I understand these may seem like a lot of trivial points, but I still don't understand the benefit of using a string at all. Perhaps using a Symbol
isn't the right thing to do, but I can at least see some benefit to using it over the current method, but maybe I'm totally missing something.
But coefficient names aren't terms. There's a one-to-one relationship between coefficients and terms only for simple continuous terms, but not for categorical terms nor for splines, etc. We could introduce another type which would also store a reference to the term if that's useful, but coefnames
would still have to return something that's name-like (strings or symbols).
The performance advantage doesn't sound like a strong motivation to me, given that nobody seems to have a real use case for it. Compared to fitting a model, the cost is probably not that high.
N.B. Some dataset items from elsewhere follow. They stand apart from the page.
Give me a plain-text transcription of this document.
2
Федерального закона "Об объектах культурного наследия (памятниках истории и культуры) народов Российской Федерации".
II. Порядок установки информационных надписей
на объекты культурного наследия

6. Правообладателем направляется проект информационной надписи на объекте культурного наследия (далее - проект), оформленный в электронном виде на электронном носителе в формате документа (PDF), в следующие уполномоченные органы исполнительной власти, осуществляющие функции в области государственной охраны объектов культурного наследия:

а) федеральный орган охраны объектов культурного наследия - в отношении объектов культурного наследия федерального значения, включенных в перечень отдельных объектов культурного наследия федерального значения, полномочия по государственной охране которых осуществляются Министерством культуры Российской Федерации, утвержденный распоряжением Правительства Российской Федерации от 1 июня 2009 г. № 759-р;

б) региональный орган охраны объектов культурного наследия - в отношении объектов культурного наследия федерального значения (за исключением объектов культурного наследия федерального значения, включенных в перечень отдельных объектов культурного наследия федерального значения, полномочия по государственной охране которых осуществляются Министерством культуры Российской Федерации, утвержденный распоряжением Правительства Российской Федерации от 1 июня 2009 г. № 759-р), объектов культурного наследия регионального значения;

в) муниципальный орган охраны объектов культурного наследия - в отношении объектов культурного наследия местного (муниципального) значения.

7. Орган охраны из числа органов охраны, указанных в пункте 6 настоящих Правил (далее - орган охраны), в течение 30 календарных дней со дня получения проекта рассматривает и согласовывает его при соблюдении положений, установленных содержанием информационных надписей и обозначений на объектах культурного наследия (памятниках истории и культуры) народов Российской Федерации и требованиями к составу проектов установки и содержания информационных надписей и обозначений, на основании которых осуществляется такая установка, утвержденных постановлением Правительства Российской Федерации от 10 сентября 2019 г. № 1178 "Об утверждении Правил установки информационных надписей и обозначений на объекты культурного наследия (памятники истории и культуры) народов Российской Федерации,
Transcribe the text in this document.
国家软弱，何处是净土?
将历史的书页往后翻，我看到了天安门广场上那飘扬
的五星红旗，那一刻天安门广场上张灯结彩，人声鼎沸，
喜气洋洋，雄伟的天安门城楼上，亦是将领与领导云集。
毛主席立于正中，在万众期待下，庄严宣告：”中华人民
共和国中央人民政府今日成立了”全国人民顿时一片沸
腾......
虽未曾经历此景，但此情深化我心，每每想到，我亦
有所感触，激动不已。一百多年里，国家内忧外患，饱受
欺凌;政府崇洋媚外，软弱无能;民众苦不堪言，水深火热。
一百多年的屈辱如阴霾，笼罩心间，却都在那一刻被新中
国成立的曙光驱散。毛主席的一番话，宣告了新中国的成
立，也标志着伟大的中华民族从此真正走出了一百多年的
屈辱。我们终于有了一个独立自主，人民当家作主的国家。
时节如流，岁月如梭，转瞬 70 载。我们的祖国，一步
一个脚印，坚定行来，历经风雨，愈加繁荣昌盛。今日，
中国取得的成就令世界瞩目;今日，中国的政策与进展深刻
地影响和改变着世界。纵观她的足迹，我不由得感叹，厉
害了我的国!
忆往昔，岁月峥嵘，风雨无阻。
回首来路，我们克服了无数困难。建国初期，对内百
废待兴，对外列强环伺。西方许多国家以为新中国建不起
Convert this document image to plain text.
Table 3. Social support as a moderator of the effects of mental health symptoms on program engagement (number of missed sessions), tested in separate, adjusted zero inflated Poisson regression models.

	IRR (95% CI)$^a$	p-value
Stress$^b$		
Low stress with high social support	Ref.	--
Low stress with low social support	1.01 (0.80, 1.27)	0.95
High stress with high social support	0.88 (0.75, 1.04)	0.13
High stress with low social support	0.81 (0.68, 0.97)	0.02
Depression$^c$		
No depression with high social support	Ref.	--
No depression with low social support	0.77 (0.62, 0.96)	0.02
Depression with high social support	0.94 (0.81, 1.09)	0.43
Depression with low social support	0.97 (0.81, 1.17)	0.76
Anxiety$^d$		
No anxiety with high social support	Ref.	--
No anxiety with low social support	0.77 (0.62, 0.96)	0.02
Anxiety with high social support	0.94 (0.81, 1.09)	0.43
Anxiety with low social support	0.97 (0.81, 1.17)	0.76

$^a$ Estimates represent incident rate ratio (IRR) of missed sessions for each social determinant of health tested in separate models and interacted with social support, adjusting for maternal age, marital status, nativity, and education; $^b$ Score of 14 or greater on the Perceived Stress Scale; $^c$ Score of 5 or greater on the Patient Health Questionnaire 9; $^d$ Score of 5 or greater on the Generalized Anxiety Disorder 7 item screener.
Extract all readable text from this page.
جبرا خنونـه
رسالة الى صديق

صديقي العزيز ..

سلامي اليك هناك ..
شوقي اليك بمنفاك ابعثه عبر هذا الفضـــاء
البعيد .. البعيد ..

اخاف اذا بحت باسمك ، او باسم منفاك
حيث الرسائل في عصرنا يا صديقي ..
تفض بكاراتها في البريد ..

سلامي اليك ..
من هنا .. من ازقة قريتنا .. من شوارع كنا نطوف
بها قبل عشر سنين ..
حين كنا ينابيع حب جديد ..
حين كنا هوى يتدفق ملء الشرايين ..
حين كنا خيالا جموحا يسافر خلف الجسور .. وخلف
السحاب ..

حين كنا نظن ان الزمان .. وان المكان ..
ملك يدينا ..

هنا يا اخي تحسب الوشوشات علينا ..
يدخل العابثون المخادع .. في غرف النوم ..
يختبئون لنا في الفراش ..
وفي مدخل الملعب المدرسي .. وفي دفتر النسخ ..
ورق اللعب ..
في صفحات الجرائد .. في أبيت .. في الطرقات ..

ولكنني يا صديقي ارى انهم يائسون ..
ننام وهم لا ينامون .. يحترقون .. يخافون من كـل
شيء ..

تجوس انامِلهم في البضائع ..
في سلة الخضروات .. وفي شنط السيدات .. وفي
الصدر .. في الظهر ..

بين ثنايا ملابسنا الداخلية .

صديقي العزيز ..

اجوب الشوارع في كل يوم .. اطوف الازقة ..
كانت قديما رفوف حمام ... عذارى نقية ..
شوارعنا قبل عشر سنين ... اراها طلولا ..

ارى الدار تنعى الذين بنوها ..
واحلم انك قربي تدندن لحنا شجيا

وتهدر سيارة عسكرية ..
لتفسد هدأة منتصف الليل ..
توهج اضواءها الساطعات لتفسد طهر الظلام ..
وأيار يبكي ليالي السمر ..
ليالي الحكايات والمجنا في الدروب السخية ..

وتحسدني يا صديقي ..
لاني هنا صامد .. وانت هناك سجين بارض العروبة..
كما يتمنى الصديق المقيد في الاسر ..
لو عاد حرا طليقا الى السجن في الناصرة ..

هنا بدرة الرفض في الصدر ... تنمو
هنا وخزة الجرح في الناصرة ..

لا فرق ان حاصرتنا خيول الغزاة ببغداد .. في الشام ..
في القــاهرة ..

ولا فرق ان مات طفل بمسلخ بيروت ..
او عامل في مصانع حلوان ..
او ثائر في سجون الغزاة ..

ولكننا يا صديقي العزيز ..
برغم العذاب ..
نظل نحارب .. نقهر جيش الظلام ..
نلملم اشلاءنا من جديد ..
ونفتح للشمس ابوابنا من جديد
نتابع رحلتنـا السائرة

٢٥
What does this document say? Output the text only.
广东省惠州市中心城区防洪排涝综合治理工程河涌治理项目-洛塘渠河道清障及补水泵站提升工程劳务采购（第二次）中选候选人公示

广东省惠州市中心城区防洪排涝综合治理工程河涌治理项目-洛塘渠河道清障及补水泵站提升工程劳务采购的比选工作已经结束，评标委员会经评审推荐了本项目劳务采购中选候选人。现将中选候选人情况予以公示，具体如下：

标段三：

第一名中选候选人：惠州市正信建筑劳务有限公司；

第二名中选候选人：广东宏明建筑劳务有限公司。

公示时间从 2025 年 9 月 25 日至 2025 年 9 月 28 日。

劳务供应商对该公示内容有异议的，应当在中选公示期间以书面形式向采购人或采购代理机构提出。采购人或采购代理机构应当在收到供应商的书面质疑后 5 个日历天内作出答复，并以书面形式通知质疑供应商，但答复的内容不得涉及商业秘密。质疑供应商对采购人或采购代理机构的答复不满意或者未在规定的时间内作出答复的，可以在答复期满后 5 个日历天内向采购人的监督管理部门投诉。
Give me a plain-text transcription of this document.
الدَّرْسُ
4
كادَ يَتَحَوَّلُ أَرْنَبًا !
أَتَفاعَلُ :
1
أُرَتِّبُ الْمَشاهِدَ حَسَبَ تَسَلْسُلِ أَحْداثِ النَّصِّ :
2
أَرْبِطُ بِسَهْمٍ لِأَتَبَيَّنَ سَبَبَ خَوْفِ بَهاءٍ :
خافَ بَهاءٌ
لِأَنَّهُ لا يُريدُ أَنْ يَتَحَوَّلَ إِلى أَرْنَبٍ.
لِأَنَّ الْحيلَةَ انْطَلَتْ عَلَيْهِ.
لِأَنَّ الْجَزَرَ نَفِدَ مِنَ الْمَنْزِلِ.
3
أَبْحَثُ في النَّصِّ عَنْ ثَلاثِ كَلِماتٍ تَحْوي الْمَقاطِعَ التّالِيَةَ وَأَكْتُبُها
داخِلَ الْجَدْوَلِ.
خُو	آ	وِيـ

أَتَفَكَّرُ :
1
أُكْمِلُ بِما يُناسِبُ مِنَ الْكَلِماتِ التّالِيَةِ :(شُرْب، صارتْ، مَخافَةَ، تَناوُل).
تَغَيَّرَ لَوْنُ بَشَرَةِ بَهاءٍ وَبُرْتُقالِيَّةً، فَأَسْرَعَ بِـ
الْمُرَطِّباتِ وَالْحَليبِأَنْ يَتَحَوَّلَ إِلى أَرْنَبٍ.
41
The performance thing was more of an example that there is some benefit to using symbols. I apologize for taking too much time on that.
We could introduce another type which would also store a reference to the term if that's useful
This might actually be very useful. My original interest in this started with trying to get plots for statistic models (https://github.com/JuliaPlots/StatsPlots.jl/issues/290).
It is practically very common for me to make actual tables where the column names at the coefnames
so I can eyeball it and check it did what i wanted
before using it to fit a model
We don't provide a good interface for that yet.
We could provide that interface which would convert the coefnames
to symbols.
We've run into a very similar use case recently, wanting to generate table-like things from the outputs of simulations where there's one entry in a vector per coef, and want to make a table to collect the results. It's easy enough to do Symbol.(coefnames(f))
, but it could be nice to agree on a default. I don't know how breaking it would be to use symbols instead of strings from external perspective; internally we use the string concatenation syntax to (for instance) generate coefnames for categorical variables, but that's not a huge thing to change.
I guess that's a tradeoff depending on the use case. But in many instances strings will be more convenient than symbols since (as I noted) there's no direct way to enter symbols that are not valid identifiers using :
.
Maybe we could make it easier to create tables from names as string, automatically converting to symbols?
It seems like the greatest friction here is being caused by the extra syntax that using symbols would require? This is really only a problem for categorical and interacting terms, which the user never has to actually type in themselves unless searching for them using coefnames. Perhaps this seems could be solved using some special syntax with terms like term(:categories)[:g1]
to refer to group one of the categories variable.
Not really. Any FunctionTerm would have that issue (e.g., Age ^ 2
). I don’t see what would be gained exactly. What would the change help?
Sorry, for some reason I thought you could do term(:Age)^2
already. I was just trying to think of ways to take advantage of the more recent terms interface to solve the problem.